The expansion also provides Monk with the chance to live out even more of her dreams for her business. Right now, Monk said, she’s only been able to accept catering gigs on a case-by-case basis due to the smaller size of her Pill Hill location.“We wanted a bigger baking area to fully stretch out and offer more because I am constantly being asked to do more catering,” she said. “In this space we can fully stretch out and cater on the level I want.”
The second location also allows Monk a chance to flex her interior design muscles. “I’m bringing in color; I’m bringing in a punch of more,” she said, bucking the current cafe trends of white subway tiles and minimalist decor. Instead, Monk plans on using her affection for flora and foliage as design inspiration. While touring the space (which Monk asked that Nosh refrain from photographing before its completion), she showed me a new tree-themed wallpaper adorning the walls, as well as the spots where living trees and plants will grace the interiors.

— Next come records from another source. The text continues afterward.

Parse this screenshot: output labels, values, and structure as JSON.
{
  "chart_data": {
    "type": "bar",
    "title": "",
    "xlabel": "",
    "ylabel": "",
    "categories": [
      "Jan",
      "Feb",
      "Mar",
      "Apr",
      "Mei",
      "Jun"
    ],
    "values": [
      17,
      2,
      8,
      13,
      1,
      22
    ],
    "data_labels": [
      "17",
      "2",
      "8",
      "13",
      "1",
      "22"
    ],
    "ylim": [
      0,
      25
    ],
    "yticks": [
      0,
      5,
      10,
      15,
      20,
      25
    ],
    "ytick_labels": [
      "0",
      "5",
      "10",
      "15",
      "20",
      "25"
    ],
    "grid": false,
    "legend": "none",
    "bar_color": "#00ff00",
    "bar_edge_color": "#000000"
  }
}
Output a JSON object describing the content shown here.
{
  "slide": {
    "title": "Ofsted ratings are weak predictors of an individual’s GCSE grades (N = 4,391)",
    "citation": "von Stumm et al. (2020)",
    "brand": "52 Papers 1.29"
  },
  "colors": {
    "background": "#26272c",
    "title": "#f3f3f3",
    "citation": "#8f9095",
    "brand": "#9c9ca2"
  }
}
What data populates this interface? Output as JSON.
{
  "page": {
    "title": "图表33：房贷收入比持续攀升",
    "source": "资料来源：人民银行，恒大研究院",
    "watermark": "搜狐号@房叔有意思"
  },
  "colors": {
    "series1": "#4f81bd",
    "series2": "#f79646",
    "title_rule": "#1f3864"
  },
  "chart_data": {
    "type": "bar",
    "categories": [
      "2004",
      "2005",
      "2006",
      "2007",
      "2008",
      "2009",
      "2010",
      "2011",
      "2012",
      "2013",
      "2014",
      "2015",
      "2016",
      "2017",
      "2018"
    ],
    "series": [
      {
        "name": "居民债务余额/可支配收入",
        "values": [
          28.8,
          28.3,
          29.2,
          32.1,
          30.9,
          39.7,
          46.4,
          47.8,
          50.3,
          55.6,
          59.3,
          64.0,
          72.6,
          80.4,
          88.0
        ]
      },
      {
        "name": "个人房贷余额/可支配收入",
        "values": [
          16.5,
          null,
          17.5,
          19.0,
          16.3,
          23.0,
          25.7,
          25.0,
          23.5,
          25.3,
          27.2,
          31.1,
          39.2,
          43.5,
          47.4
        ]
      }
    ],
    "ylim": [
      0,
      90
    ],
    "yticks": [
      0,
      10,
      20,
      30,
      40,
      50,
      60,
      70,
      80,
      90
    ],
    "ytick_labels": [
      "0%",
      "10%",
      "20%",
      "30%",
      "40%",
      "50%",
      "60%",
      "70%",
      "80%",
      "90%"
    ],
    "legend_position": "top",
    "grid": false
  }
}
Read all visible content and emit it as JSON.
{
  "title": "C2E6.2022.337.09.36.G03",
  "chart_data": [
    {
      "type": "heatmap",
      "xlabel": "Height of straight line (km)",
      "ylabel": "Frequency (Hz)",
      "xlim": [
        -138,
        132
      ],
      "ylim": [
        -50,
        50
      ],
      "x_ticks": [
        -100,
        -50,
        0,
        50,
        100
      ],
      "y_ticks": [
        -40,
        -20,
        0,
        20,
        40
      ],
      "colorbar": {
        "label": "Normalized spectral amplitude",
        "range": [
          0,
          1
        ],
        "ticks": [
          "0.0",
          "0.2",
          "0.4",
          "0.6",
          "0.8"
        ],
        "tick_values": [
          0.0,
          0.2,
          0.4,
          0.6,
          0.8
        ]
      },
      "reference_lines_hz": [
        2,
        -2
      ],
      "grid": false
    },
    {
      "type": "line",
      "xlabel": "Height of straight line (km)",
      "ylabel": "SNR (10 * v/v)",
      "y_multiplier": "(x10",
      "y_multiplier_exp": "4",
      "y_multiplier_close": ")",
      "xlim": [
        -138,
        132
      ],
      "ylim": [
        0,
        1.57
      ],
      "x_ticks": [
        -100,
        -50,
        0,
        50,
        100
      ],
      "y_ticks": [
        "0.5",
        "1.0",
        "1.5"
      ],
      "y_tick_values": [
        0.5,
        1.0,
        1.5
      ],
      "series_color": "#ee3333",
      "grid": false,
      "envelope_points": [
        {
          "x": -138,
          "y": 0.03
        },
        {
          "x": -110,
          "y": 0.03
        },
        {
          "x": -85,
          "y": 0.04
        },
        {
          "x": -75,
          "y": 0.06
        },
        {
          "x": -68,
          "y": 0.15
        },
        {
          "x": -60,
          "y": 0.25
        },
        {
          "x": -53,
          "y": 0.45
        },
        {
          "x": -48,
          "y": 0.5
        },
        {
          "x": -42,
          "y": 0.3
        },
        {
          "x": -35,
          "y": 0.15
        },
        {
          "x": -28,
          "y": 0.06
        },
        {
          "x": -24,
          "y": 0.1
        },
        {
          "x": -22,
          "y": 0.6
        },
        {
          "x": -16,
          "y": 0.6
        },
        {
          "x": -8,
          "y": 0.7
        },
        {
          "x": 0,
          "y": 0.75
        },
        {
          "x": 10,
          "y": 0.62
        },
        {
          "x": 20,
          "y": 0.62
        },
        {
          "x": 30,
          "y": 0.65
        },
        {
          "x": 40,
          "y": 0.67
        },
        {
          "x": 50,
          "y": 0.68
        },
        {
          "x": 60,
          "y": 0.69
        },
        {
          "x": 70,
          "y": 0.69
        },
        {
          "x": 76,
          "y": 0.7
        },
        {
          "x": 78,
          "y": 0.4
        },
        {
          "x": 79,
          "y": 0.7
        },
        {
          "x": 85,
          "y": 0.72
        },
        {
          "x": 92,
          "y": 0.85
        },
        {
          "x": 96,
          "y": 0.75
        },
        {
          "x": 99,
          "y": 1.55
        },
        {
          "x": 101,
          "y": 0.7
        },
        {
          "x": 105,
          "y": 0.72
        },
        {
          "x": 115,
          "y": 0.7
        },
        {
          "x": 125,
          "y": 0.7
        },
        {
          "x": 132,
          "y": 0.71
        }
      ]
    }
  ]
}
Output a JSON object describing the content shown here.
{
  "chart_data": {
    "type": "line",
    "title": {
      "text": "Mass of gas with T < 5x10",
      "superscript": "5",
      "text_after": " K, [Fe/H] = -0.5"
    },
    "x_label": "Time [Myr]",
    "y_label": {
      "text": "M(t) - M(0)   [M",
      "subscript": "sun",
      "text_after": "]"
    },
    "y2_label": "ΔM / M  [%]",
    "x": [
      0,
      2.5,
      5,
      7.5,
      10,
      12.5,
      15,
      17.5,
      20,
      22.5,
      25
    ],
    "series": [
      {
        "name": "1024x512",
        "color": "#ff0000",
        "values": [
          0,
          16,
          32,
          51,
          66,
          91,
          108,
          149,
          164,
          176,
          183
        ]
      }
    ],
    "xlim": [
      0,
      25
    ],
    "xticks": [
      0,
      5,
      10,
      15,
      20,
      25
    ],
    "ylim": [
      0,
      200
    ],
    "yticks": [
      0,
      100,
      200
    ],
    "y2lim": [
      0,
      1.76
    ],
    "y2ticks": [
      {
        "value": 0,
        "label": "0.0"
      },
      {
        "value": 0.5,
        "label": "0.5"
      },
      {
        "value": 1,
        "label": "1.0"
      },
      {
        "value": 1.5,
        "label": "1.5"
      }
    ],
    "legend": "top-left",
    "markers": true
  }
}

“We’re in the middle of a bunch of buildings, so I want to bring nature in,” she said. The cafe’s ample floor-to-ceiling windows will make for an open and airy atmosphere, and to better blur the lines between inside and outside, the second Oaklandia will outdoor seating.
As for the food, it will all be prepared in-house, with a new chef in the kitchen, while her husband — you know, the guy she met while the two worked together at Specialty’s more than a decade ago — will still prepare all of Oaklandia’s patisseries and bread bakes. While Monk is tightlipped on who that new chef’s will be, she’s ready to drop some hints, saying “The chef we are bringing onboard is a family member that graduated from the California Culinary Academy.” The mystery person also “worked as an executive chef in San Francisco for many years [and] has come out of retirement to assist in the launch of this new business venture.”
“The other thing I’m adding is an art space,” Monk said. “I’m partnering with the community to showcase artists’ work on a rotating basis.” Monk said that she misses the days when cafes also acted as makeshift galleries for budding artists. “I feel like a lot of coffee shops nowadays have steered away from having artwork in their spaces,” she said, “either because they want to keep aesthetics a certain way or, as is the case with my smaller cafe, they just don’t have the wall space.”
At the second Oaklandia’s grand opening, the corner art gallery honor Black women educators by focusing on works created by Oakland teachers. That’s because, Monk said, a teacher made an indelible impression on her. “When I was in the fifth grade I had my first ever African American teacher,” Monk said. “That was big for my life; when you first see yourself in a teacher, it’s really an amazing moment.”